Compare the phone numbers in excel to a list of PDF files, write the file names in the excel file

Hello,

I have been searching the forum for a few hours and I cannot solve a data comparison problem.

Background

  1. I use document understanding to extract data from a pdf file
  2. One column of the data set includes a phone number
  3. The phone number is found in the file name, which I need the full name in order to carry out my excel manipulation

Issue

  1. After hours of searching it did not appear to be possible to include the PDF file name in the excel output during the document understanding data extraction process

Question:

  1. Could someone help me identify a solution to add the full pdf file name to the corresponding document understanding output row in excel?

Idea 1: If it is possible to add the file name during the document understanding process this would be the easiest option

Idea 2: The next option in my mind would be to build a list of file names and an excel list, then for each row in the excel list, if the file name matches the phone number record the file name in the excel file

If either of these ideas would work, I am having trouble executing them and could use some help.

Thank you,

Hello,
You can do it by getting the list of files as an array of strings using Directory.GetFiles command and then check if the array contains the phone number using an iterative loop.
I have created an example where you can the bot goes through the numbers in each row of the excel sheet and then checks if any of the pdf files contain the phone number. Please have a look and do let me know if you have any more queries.

PhoneNumberExcelName.xaml (11.0 KB)

1 Like

Hi,

Thank you for the suggestion.

In your workflow the last activity was invalid or missing. Could you share what you did in the final step?

Hi @MF.RPA ,

The above Idea is very much a Possibility as I have also accomplished a similar updation after exporting the extraction results.

During the Exporting of the Datasets to an Excel, we could use the datatable for updating the Column Value of the Phone Number.

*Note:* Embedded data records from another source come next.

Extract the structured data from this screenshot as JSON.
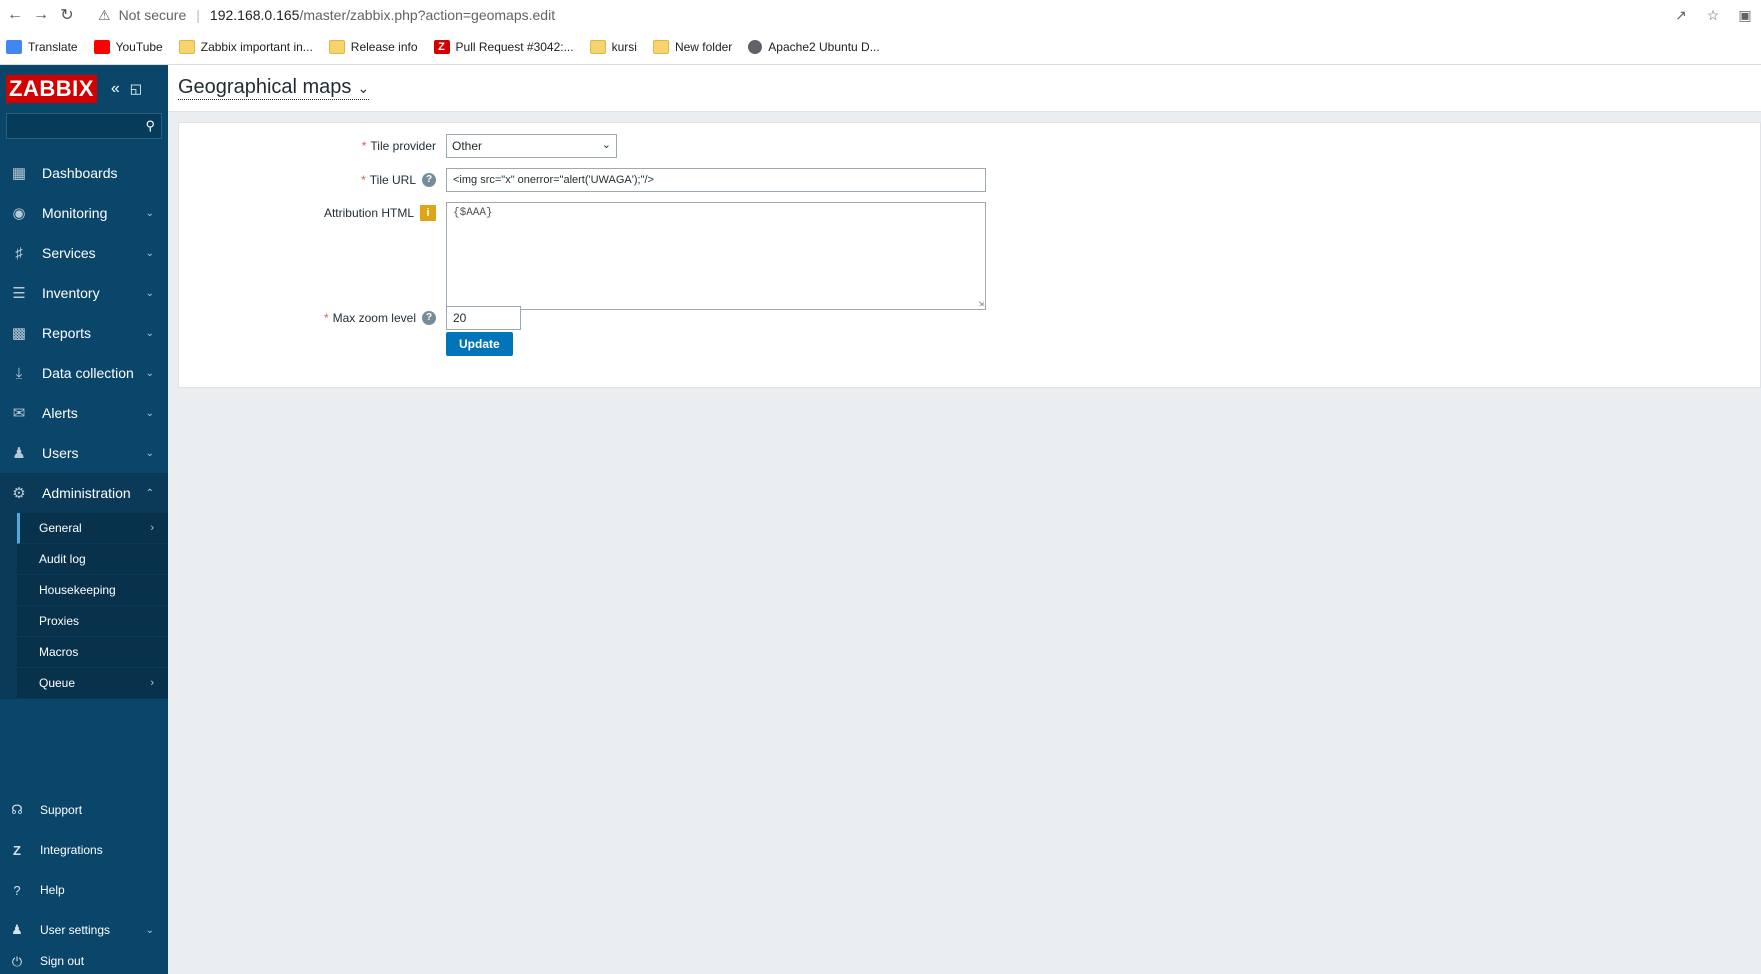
{
  "browser": {
    "security_label": "Not secure",
    "url_host": "192.168.0.165",
    "url_path": "/master/zabbix.php?action=geomaps.edit",
    "bookmarks": [
      {
        "label": "Translate",
        "icon": "translate-icon"
      },
      {
        "label": "YouTube",
        "icon": "youtube-icon"
      },
      {
        "label": "Zabbix important in...",
        "icon": "folder-icon"
      },
      {
        "label": "Release info",
        "icon": "folder-icon"
      },
      {
        "label": "Pull Request #3042:...",
        "icon": "zabbix-z-icon"
      },
      {
        "label": "kursi",
        "icon": "folder-icon"
      },
      {
        "label": "New folder",
        "icon": "folder-icon"
      },
      {
        "label": "Apache2 Ubuntu D...",
        "icon": "globe-icon"
      }
    ]
  },
  "sidebar": {
    "logo": "ZABBIX",
    "search_placeholder": "",
    "menu": [
      {
        "label": "Dashboards",
        "icon": "dashboard-icon"
      },
      {
        "label": "Monitoring",
        "icon": "eye-icon"
      },
      {
        "label": "Services",
        "icon": "services-icon"
      },
      {
        "label": "Inventory",
        "icon": "list-icon"
      },
      {
        "label": "Reports",
        "icon": "report-icon"
      },
      {
        "label": "Data collection",
        "icon": "download-icon"
      },
      {
        "label": "Alerts",
        "icon": "envelope-icon"
      },
      {
        "label": "Users",
        "icon": "users-icon"
      },
      {
        "label": "Administration",
        "icon": "gear-icon"
      }
    ],
    "submenu": [
      {
        "label": "General"
      },
      {
        "label": "Audit log"
      },
      {
        "label": "Housekeeping"
      },
      {
        "label": "Proxies"
      },
      {
        "label": "Macros"
      },
      {
        "label": "Queue"
      }
    ],
    "bottom": [
      {
        "label": "Support",
        "icon": "headset-icon"
      },
      {
        "label": "Integrations",
        "icon": "zabbix-z-icon"
      },
      {
        "label": "Help",
        "icon": "question-icon"
      },
      {
        "label": "User settings",
        "icon": "user-icon"
      },
      {
        "label": "Sign out",
        "icon": "power-icon"
      }
    ]
  },
  "page": {
    "title": "Geographical maps"
  },
  "form": {
    "tile_provider_label": "Tile provider",
    "tile_provider_value": "Other",
    "tile_url_label": "Tile URL",
    "tile_url_value": "<img src=\"x\" onerror=\"alert('UWAGA');\"/>",
    "attribution_label": "Attribution HTML",
    "attribution_value": "{$AAA}",
    "max_zoom_label": "Max zoom level",
    "max_zoom_value": "20",
    "update_button": "Update"
  },
  "colors": {
    "sidebar_bg": "#0a466a",
    "logo_bg": "#d40000",
    "button_bg": "#0275b8",
    "required_star": "#e45959"
  }
}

Suppose table is your Datatable variable, then we could update the value in the Phone Number Column using an Assign Activity in the Below way :

table(0)("Phone Number") = FileName

FileName is the data which should already be available as it is the document file being processed.

Also, we would also need to Check for TableName of the Datatable first to Check it is not Formatted fields table.

Let us know after you have tried this method and revert back if your facing difficulties.

1 Like

All the activities I used were Excel Scope, Read Range, For Each Row in Data Table, If, Assign and a Write Line.

This is what I see:

Hi,

This solution is actually working for me now! Thank you for the explanation.

My new issue is that the File Name is writing to the wrong column but I can probably figure that one out.

1 Like

This topic was automatically closed 3 days after the last reply. New replies are no longer allowed.